Berlin Politiker der Ampelkoalition fordern angesichts der teils drastisch gestiegenen Fernwärmepreise ein Einschreiten des Bundeskartellamts. Das Kartellamt müsse auch im Fernwärmebereich darauf achten, dass der Wettbewerb gewahrt bleibe. „Aus diesem Grund sollte eine neue Sektoruntersuchung durchgeführt werden“, sagte der wirtschaftspolitische Sprecher der Liberalen im Bundestag, Reinhard Houben, dem Handelsblatt.
Mit der sogenannten Sektoruntersuchung kann das Bundeskartellamt ganze Branchen untersuchen, wenn „starre Preise oder andere Umstände“ vermuten lassen, dass der Wettbewerb dort nicht mehr richtig funktioniert. Auch die SPD-Energiepolitikerin Nina Scheer sieht notfalls Handlungsbedarf. „Wenn Anhaltspunkte für außergesetzliche, fehlende Preistransparenz gegeben sind, muss dem nachgegangen werden“, sagte Scheer dem Handelsblatt.

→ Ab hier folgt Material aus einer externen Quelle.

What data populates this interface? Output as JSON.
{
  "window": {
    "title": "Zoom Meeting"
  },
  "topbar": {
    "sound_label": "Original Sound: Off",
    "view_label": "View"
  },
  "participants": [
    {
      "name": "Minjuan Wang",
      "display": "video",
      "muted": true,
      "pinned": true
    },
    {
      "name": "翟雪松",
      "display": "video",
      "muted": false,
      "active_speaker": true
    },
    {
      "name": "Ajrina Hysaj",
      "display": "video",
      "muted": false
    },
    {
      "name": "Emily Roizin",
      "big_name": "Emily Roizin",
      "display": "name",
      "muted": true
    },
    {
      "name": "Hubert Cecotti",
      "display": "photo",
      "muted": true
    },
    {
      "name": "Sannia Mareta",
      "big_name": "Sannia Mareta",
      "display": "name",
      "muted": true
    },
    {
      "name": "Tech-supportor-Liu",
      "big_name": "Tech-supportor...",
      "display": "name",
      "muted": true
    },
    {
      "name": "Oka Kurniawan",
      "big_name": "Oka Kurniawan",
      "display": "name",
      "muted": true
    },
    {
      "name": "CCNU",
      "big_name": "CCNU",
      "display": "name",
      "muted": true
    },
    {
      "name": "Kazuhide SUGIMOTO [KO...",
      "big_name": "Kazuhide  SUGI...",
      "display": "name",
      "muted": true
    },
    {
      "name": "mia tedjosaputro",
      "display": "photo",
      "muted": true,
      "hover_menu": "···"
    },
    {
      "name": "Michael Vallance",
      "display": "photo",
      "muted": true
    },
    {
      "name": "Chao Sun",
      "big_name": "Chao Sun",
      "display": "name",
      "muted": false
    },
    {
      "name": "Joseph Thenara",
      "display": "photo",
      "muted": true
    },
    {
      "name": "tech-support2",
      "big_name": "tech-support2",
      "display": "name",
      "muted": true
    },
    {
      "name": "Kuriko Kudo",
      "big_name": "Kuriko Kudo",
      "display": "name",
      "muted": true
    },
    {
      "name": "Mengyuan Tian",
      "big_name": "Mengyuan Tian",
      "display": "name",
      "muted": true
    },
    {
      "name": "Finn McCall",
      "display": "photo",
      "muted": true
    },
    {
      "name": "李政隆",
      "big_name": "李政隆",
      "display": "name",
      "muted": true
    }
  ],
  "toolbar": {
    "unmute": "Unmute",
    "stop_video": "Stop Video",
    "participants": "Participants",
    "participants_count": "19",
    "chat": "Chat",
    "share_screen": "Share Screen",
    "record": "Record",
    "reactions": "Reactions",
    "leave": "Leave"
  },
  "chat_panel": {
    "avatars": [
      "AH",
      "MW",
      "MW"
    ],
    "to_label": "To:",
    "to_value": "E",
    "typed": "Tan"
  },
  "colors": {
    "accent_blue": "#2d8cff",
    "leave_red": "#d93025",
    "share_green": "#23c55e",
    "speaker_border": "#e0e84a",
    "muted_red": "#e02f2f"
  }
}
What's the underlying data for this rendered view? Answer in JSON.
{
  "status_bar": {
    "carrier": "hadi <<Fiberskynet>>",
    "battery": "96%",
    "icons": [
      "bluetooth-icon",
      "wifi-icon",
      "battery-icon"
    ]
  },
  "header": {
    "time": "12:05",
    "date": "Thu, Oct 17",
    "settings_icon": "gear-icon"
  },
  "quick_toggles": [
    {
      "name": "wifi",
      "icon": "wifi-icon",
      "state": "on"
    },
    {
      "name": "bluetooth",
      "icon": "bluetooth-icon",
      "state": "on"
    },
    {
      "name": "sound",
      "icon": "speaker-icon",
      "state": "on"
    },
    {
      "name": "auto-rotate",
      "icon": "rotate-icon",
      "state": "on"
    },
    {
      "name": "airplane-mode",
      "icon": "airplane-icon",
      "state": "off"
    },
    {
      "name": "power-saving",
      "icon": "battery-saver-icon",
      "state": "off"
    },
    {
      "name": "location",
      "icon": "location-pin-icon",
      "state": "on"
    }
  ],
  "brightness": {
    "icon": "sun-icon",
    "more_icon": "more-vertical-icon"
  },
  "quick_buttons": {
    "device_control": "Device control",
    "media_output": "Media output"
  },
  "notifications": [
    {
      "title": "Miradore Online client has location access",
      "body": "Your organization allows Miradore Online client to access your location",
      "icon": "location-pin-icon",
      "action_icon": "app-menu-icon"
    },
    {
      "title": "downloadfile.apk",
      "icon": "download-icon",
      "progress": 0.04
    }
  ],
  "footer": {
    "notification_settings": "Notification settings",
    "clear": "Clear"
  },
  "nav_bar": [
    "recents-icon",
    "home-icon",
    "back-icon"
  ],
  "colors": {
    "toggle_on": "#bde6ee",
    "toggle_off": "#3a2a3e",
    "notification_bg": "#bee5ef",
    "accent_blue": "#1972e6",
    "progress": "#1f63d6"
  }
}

Der Grünen-Wirtschaftspolitiker Dieter Janecek äußerte die Erwartung, dass die Versorger auf die sinkenden Großmarktpreise der letzten Wochen reagieren und diese Kostensenkungen „zeitnah“ an die Haushalte weitergeben. „Falls dies nicht geschieht, sollten die Kartellbehörden tätig werden.“
Die Koalitionspolitiker reagieren damit auf Hinweise des Verbrauchzentrale-Bundesverbands (VZBV). VZBV-Chefin Ramona Pop attestierte den Fernwärmeversorgern erhebliche Mängel bei der Preisgestaltung und rief die zuständigen Aufsichtsbehörden im Bund und in den Ländern zum Handeln auf. „Die Kartellämter sollten beim Thema Fernwärme ganz genau hinschauen“, sagte Pop dem Handelsblatt.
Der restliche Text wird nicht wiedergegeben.